Por esta primeira representante se percebeas vicissitudes da
vida, vê-se que esta procura uma confirmação na configuração narrativa como afirmação
no plano social e financeiro. Ela escondeu a fortuna furtada que só é encontrada
para sobreviverem depois do extravio econômico.
Zilda: privilegiada
ou lavadeira de roupas
A segundapersonagem feminina é Zilda, oprimida nos sentidos
e sentimentos, é revelada pela violência do estupro - sentiu o gozo do prazer
sexual com o Paxiúba, alegria antes nunca sentida em matrimônio.
Zilda nada dissera ao marido Laurie
Costa seu único bem. Ela o amava, boníssimo. Mas não tivera filhos, não pudera.
E mais: Nunca sentira nada com ele.
Servia ao marido. Só mulher à-toa devia sentir orgasmo. Seria morta por
Laurie se gemesse, se tivesse o Gozo. (SAMUEL, p:42) Perto de Paxiúba sentia-se
nauseada, contraía a boca de enojo, de enjoo de coisa nojenta, gosmosa, de
grossa goma como o látex, a boca se
enchendo de cuspe, que cuspia quando o rapaz chegava nela (SAMUEL:44).

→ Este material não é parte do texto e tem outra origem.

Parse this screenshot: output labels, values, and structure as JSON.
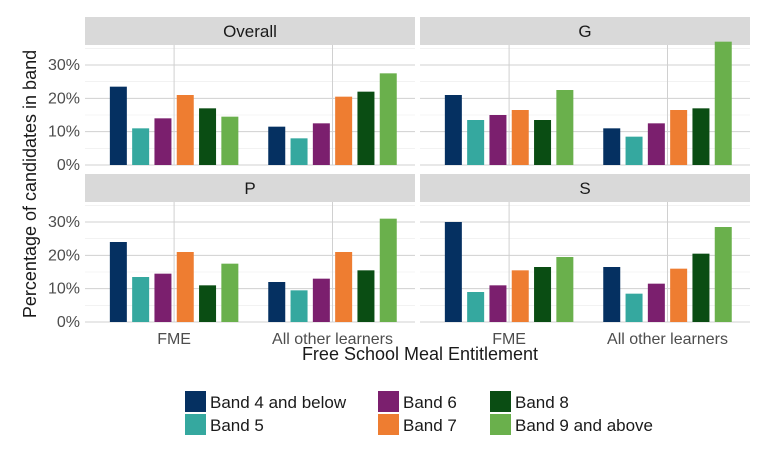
{
  "chart_data": {
    "type": "bar",
    "xlabel": "Free School Meal Entitlement",
    "ylabel": "Percentage of candidates in band",
    "categories": [
      "FME",
      "All other learners"
    ],
    "y_ticks": [
      "0%",
      "10%",
      "20%",
      "30%"
    ],
    "ylim": [
      0,
      36
    ],
    "grid": true,
    "legend_position": "bottom",
    "series": [
      {
        "name": "Band 4 and below",
        "color": "#053061"
      },
      {
        "name": "Band 5",
        "color": "#35a89f"
      },
      {
        "name": "Band 6",
        "color": "#7b1f6e"
      },
      {
        "name": "Band 7",
        "color": "#ee7d31"
      },
      {
        "name": "Band 8",
        "color": "#0a4d13"
      },
      {
        "name": "Band 9 and above",
        "color": "#6ab04c"
      }
    ],
    "panels": [
      {
        "title": "Overall",
        "values": {
          "FME": [
            23.5,
            11,
            14,
            21,
            17,
            14.5
          ],
          "All other learners": [
            11.5,
            8,
            12.5,
            20.5,
            22,
            27.5
          ]
        }
      },
      {
        "title": "G",
        "values": {
          "FME": [
            21,
            13.5,
            15,
            16.5,
            13.5,
            22.5
          ],
          "All other learners": [
            11,
            8.5,
            12.5,
            16.5,
            17,
            37
          ]
        }
      },
      {
        "title": "P",
        "values": {
          "FME": [
            24,
            13.5,
            14.5,
            21,
            11,
            17.5
          ],
          "All other learners": [
            12,
            9.5,
            13,
            21,
            15.5,
            31
          ]
        }
      },
      {
        "title": "S",
        "values": {
          "FME": [
            30,
            9,
            11,
            15.5,
            16.5,
            19.5
          ],
          "All other learners": [
            16.5,
            8.5,
            11.5,
            16,
            20.5,
            28.5
          ]
        }
      }
    ]
  }
}
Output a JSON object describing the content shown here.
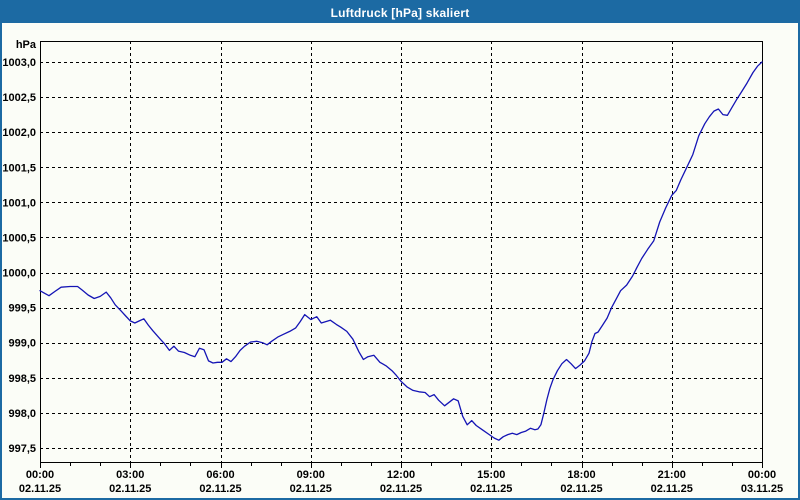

O autor (SAMUEL) admite, de bom
grado, que essa identificação entre o pensamento histórico e o “juízo sinótico”
deixa em aberto os problemas epistemológicos propriamente ditos, tais como a
“questão de saber se ‘sínteses interpretativas’ podem ser logicamente
comparadas, se há razões gerais de preferir uma à outra e se estas últimas
constituem critérios da objetividade e da verdade histórica” (RICOEUR, 2005:
224).
Zilda, esposa do Laurie Costa,
lavadeira das roupas volta galopante, no ódio, no nojo, no asco e escarnio
gosmento. E a voz que ouviu, na revoada de sons de índio, dicção de um fenômeno
conivente, curiosamente fino, de metal, [...] E Zilda sob aquela pressão se
mexia dentro de si, incomodada, e em pânico, com asco e odioso horror, ao
sentir-se tocada na hospitalar penetração da cabeça assassina e animalizada da
voz, nativa do cumaru, fecundante terra – timbre autônomo e sibilante da
serpente e não do agressivo mas do insistente, da demoníaca ousadia que dizia: ‘te
conheço’. E dizia: ‘não te podes esconder de mim’ (SAMUEL: 40).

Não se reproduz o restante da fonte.